We do not believe that under the unique circumstances of this case the double jeopardy clause prohibits the retrial of Mr. Huss altogether. The Constitution does not absolutely require “that every time a defendant is put to trial before a competent tribunal he is entitled to go free if the trial fails to end in a final judgment,”
Wade v. Hunter,
As we noted earlier, Mr. Huss’s second trial was prejudicial to him, as the prosecution offered new evidence specifically to counter the evidence that he had introduced at his first trial. We do not think, however, that every possible retrial of Mr. Huss would suffer from similar difficulties. Mr. Huss’s first trial was conducted on a stipulated record, and the same evidence can be submitted to another judge. In such a proceeding, Mr. Huss’s interest in a single trial would be greatly diminished, since the prosecution could not introduce new evidence. Although Mr. Huss would nevertheless in a sense be forced to stand trial twice, this type of proceeding certainly would not subject Mr. Huss to the same level of anxiety as a full-blown evidentiary hearing would. In fact, we think that all that the state of Iowa has to do is to bring Mr. Huss’s original proceeding to a close.

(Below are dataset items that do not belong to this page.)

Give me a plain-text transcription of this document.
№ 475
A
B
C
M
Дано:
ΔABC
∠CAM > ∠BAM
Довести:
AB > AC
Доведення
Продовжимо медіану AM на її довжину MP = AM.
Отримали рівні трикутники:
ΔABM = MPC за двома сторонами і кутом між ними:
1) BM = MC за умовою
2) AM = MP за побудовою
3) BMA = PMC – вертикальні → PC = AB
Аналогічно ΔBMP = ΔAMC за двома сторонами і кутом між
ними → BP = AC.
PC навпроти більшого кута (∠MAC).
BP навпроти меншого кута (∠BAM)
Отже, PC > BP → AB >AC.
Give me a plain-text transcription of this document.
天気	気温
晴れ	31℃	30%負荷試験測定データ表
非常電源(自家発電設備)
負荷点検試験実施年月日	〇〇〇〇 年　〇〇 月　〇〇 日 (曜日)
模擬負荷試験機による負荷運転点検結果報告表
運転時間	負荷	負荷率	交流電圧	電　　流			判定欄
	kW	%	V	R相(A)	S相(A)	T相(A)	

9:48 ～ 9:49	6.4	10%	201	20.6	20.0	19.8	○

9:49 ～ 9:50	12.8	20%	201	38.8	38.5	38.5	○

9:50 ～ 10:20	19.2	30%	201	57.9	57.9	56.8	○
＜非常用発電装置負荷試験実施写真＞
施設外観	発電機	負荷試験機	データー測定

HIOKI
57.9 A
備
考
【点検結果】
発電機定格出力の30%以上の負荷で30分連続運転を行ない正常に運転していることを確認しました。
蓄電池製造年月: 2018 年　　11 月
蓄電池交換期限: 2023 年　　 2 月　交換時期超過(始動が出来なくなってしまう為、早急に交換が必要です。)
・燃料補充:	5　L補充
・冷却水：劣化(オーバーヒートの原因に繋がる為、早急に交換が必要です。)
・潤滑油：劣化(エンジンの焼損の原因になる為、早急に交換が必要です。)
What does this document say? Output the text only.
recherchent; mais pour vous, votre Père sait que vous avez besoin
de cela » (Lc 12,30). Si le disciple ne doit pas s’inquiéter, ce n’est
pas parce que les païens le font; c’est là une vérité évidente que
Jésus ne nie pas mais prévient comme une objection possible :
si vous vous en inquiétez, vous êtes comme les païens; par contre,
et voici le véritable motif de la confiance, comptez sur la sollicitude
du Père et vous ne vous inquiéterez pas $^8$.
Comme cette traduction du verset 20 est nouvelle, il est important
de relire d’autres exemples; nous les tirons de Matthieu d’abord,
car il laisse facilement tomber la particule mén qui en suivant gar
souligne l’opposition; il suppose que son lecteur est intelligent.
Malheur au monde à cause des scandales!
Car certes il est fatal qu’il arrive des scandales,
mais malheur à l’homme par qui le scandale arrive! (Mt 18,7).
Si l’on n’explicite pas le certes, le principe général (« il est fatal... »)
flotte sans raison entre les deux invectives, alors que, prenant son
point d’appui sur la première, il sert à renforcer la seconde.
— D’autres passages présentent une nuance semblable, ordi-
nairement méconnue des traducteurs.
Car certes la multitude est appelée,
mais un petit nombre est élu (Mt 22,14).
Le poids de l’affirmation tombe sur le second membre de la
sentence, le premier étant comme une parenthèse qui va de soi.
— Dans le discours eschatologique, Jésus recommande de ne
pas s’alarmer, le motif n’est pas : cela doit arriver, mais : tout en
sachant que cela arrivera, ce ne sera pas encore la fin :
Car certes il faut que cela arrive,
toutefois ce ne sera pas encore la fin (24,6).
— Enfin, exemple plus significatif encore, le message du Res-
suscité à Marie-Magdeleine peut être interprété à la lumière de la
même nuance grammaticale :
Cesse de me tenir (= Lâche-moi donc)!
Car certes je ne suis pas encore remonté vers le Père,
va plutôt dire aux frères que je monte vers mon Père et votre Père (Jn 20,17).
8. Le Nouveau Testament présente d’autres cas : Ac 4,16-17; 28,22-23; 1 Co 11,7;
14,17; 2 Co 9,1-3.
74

For these reasons, we believe that it is appropriate to issue a writ of habeas corpus releasing Mr. Huss, unless the state of Iowa, within 90 days after the mandate issues in this case, retries Mr. Huss by submitting the stipulated record from the first trial to a new judge. If Mr. Huss is convicted, he would have his right to appeal the conviction under Iowa law and then to request post-conviction relief if necessary. If, on the other hand, Mr. *959 Huss is found not guilty by reason of insanity, he would be sent to an appropriate institution for evaluation, and if he is not “dangerous to [him]self or to others” he would be released, see Iowa R.Crim. P. 21(8)(e). If the state chooses not to retry Mr. Huss, it would have to release him, subject, of course, to any subsequent commitment procedures that might be available.
IV,
For the foregoing reasons, we reverse the judgment of the district court, and remand for the entry of a judgment granting the writ of habeas corpus unless the state of Iowa retries Mr. Huss in a manner consistent with this opinion.